Minhas pernas estavam fraquejando, e eu estava longe da casa ainda. Eu tinha andado muito para chegar à praça, sem ter me dado conta disso.
Então eu a vi, quando um relâmpago iluminou o céu mais uma vez aquela noite.
Julie estava encolhida, encostada no tronco de uma árvore. Estava encharcada e assustada. Seus olhinhos marrons me fitaram e ela finalmente chorou quando percebeu que eu estava realmente ali. Corri e para abraçá-la e quando a tive em meus braços o alivio fez tudo parecer insignificante.
– Há algo na casa, Gege – ela sussurrou apavorada – eu soube que havia, chamei por você, mas você não estava lá. Então sai de lá, mesmo sem você, porque estava com medo e... me perdoe.
–Shiii– eu a interrompi– me perdoe você. Eu a deixei só. Onde estão Claudia e Victória?
– Elas não estão lá. Eu gritei por elas.
No instante seguinte eu estava caminhando, Julie abraçando meu pescoço com força.

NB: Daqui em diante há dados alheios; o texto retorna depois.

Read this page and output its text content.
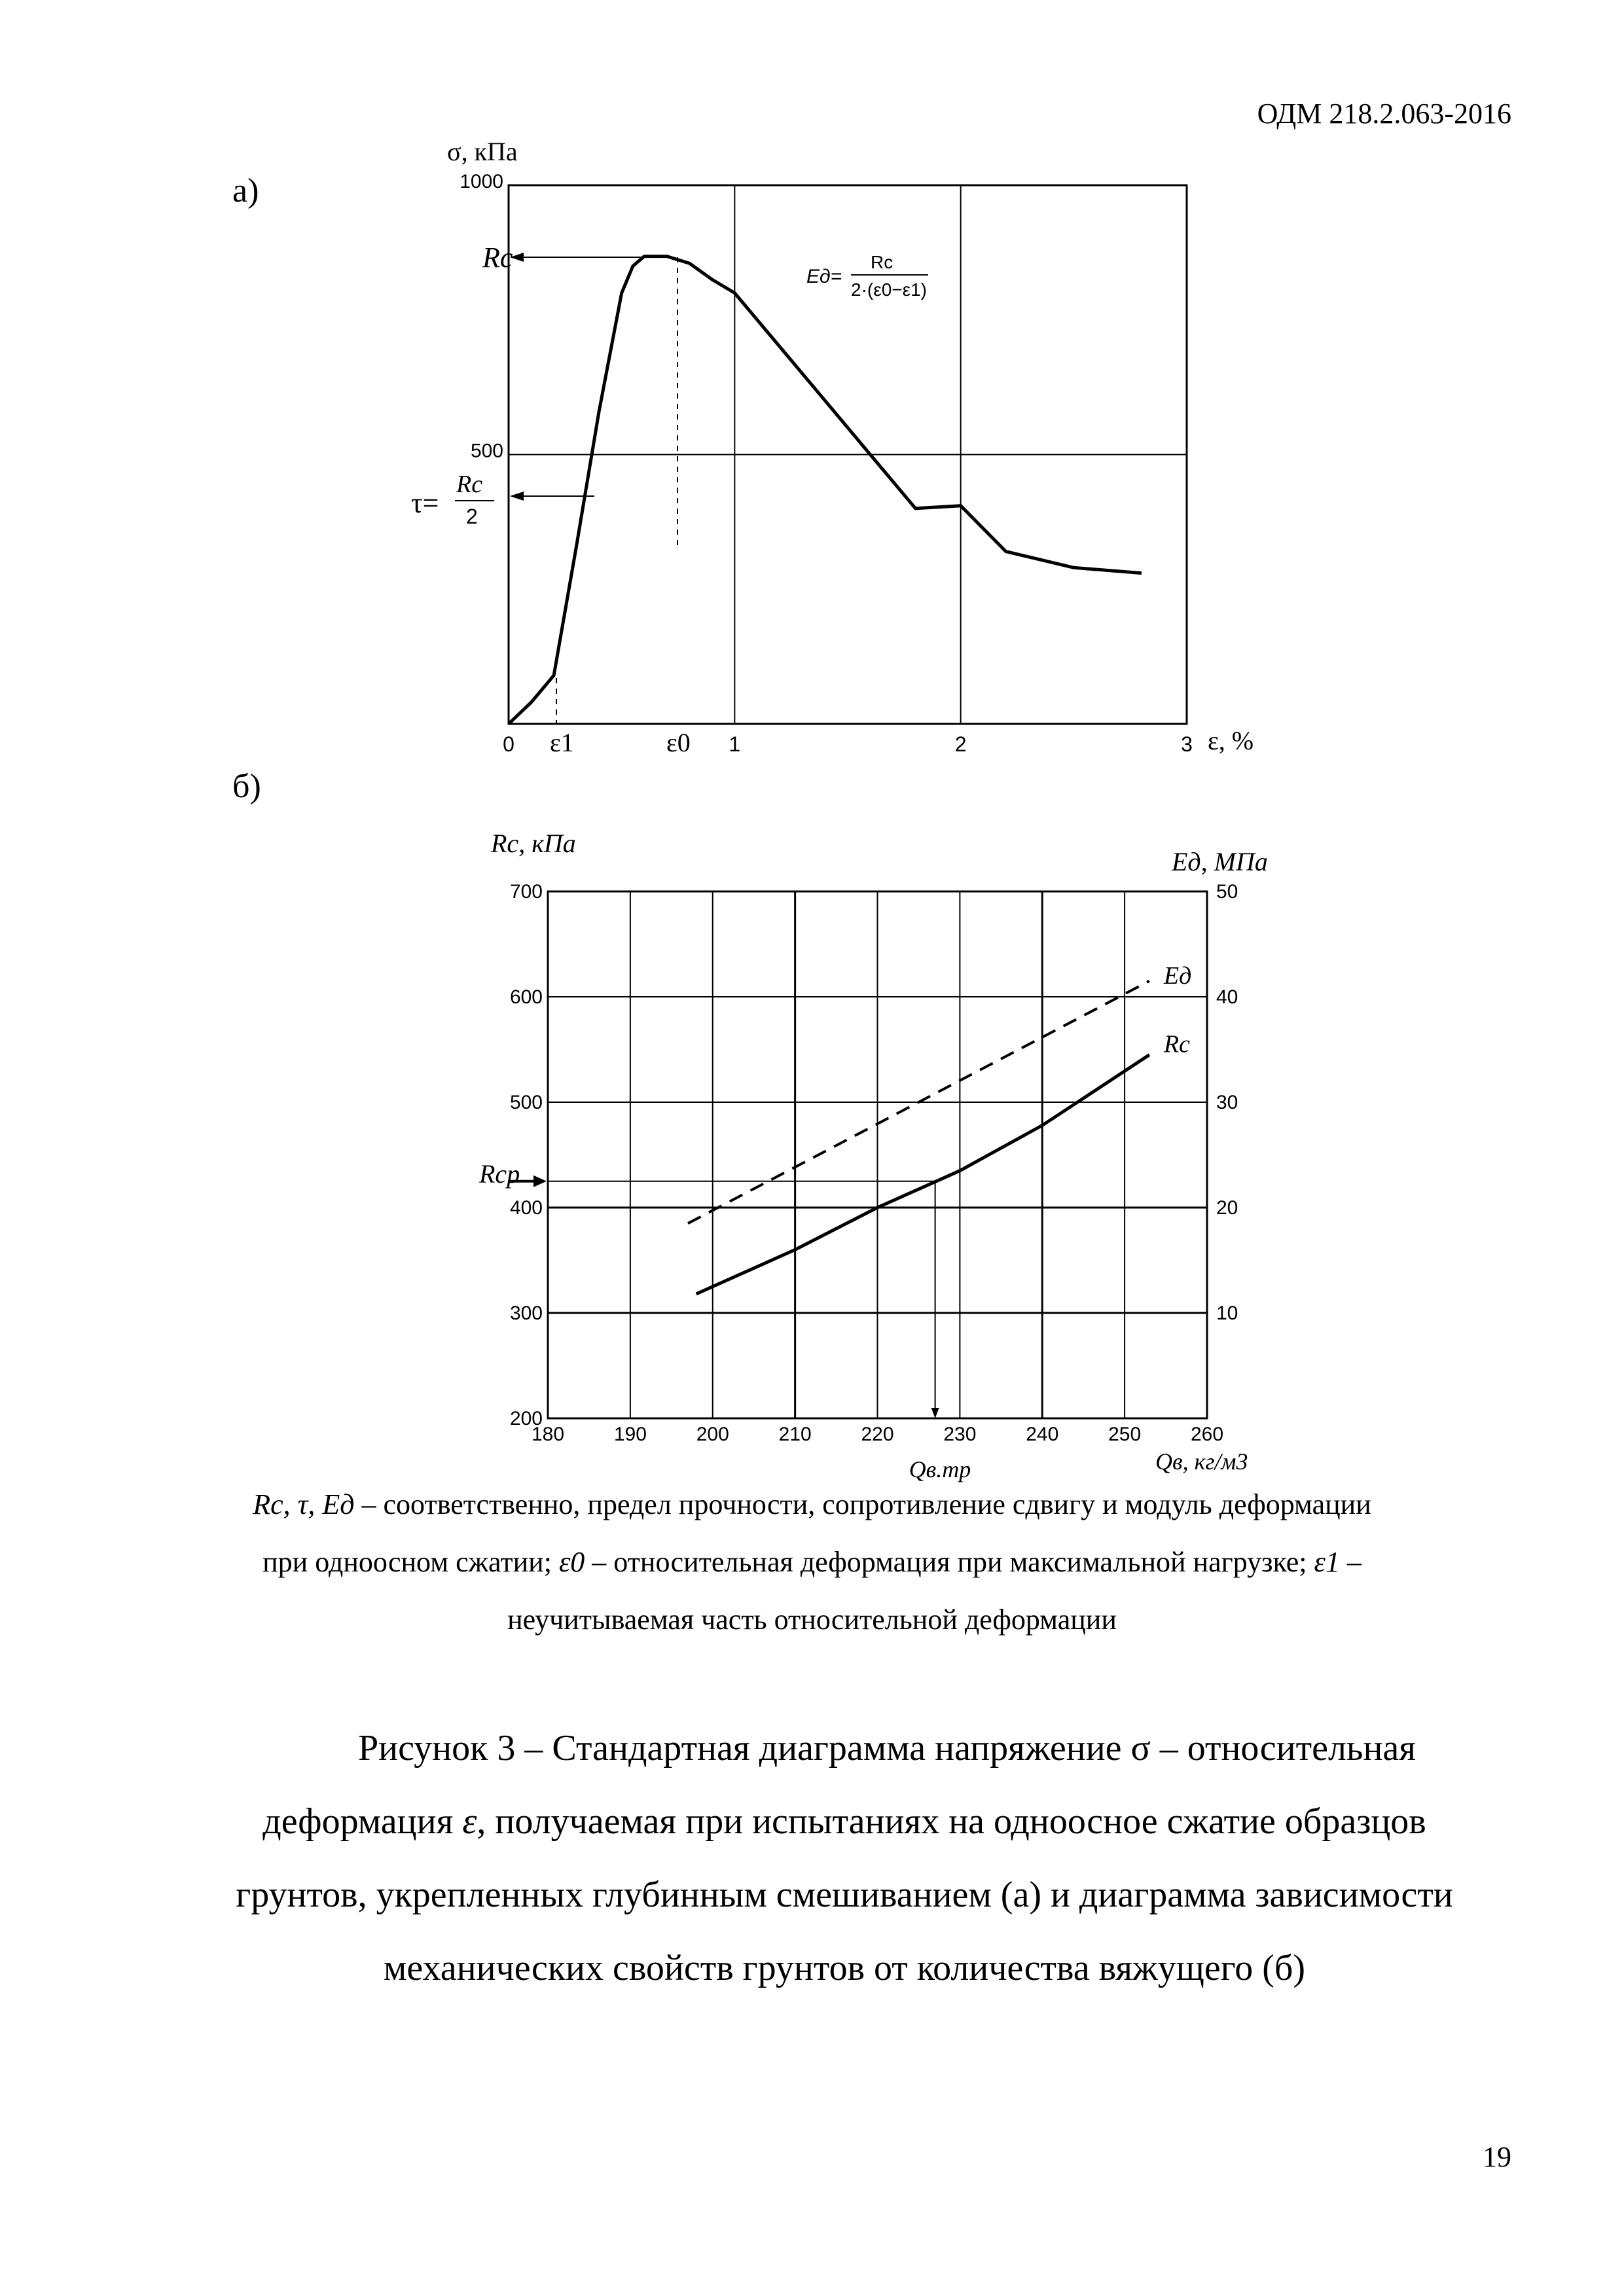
ОДМ 218.2.063-2016
а)
б)
σ, кПа
ε, %
0	1	2	3
500
1000
Rс
τ=
Rс
2
Eд=
Rс
2·(ε0−ε1)
ε1	ε0
Rс, кПа
Eд, МПа
Qв, кг/м3
180	190	200	210	220	230	240	250	260
200
300
400
500
600
700
10
20
30
40
50
Eд
Rс
Rср
Qв.тр
Rс, τ, Eд – соответственно, предел прочности, сопротивление сдвигу и модуль деформации
при одноосном сжатии; ε0 – относительная деформация при максимальной нагрузке; ε1 –
неучитываемая часть относительной деформации
Рисунок 3 – Стандартная диаграмма напряжение σ – относительная
деформация ε, получаемая при испытаниях на одноосное сжатие образцов
грунтов, укрепленных глубинным смешиванием (а) и диаграмма зависимости
механических свойств грунтов от количества вяжущего (б)
19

A chuva estava mais forte agora, as ruas escuras e desertas.
– Você está bem? – sussurrei, os lábios encostados em seu ouvido, porque agora tudo parecia me vigiar na escuridão.
– Estou – ela era Julie afinal, por mais que fosse ruim admitir ela também devia ter aprendido a conviver com o desagradável, contando com as perdas tristes que estávamos tendo. – Aonde vamos Geórgia?
– Visitar um amigo. Você disse que Vitória não está lá. Então só me resta alguém. Aconchegue-se melhor. Pode dormir se quiser.
Estávamo-nos nas colinas de Desdém. Gabriel tentou conversar comigo depois que saímos da delegacia, mas eu simplesmente não pude. Estava exausta e sem fôlego para respondê-lo. Ele desistiu depois de um tempo.
Julie estava em seu colo agora, dormindo profundamente, sob a luz intensada lua, enquanto os pedaços de galhos molhados eram esmagados debaixo de nossos pés.
– Acho que chegamos – Gabriel disse incerto – e Julie esta acordando.
– É aqui? Parece normal demais.
– Sim, foi aqui que aconteceu – Ele parecia nauseado – Talvez, talvez não haja nada aqui e isso seja loucura. Acidentes acontecem. Pessoas morrem Georgia. Talvez devamos aceitar. Se tentarmos esquecer quem sabe tudo fique bem. Enfim você seja feliz com sua nova família e eu me conforme em minha perda.
Eu quis acreditar em Gabriel. Suas palavras, mesmo inseguras, eram tudo o que eu queria que fosse verdade. Mas ficou difícil, quase impossível de acreditar com o que aconteceu em seguida.
Na penumbra da noite, eu não podia enxergar direito e pisei em falso num pedaço de rocha no chão, caindo. O terreno inclinado me faz rolar ladeira abaixo, ganhando arranhões e pequenos rasgos pelos braços e pernas. Então atingi algo sólido, mas frágil como madeira fina, que rompeu com a força do impacto, depois de ter me machucado muito, rolando pelo chão. Cai num buraco fundo e senti os joelhos queimarem de dor quando meu corpo forçou sobre eles. Pude escutar os gritos de Gabriel e de Julie, que estava desesperada, acima de mim, tentando me encontrar em meio à escuridão.
“Estou bem.” Eu tentei responder, mas minha voz ficou presa na garganta como num sonho cruel. Eu levantei e me forcei a olhar ao redor. E o que encontrei foi um mundo subterrâneo. Uma imensidão infinita de túneis e mais túneis escuros que, provavelmente, estendiam-se como raiz de fungo, contagiando e se desenrolando por toda parte inferior de Desdém.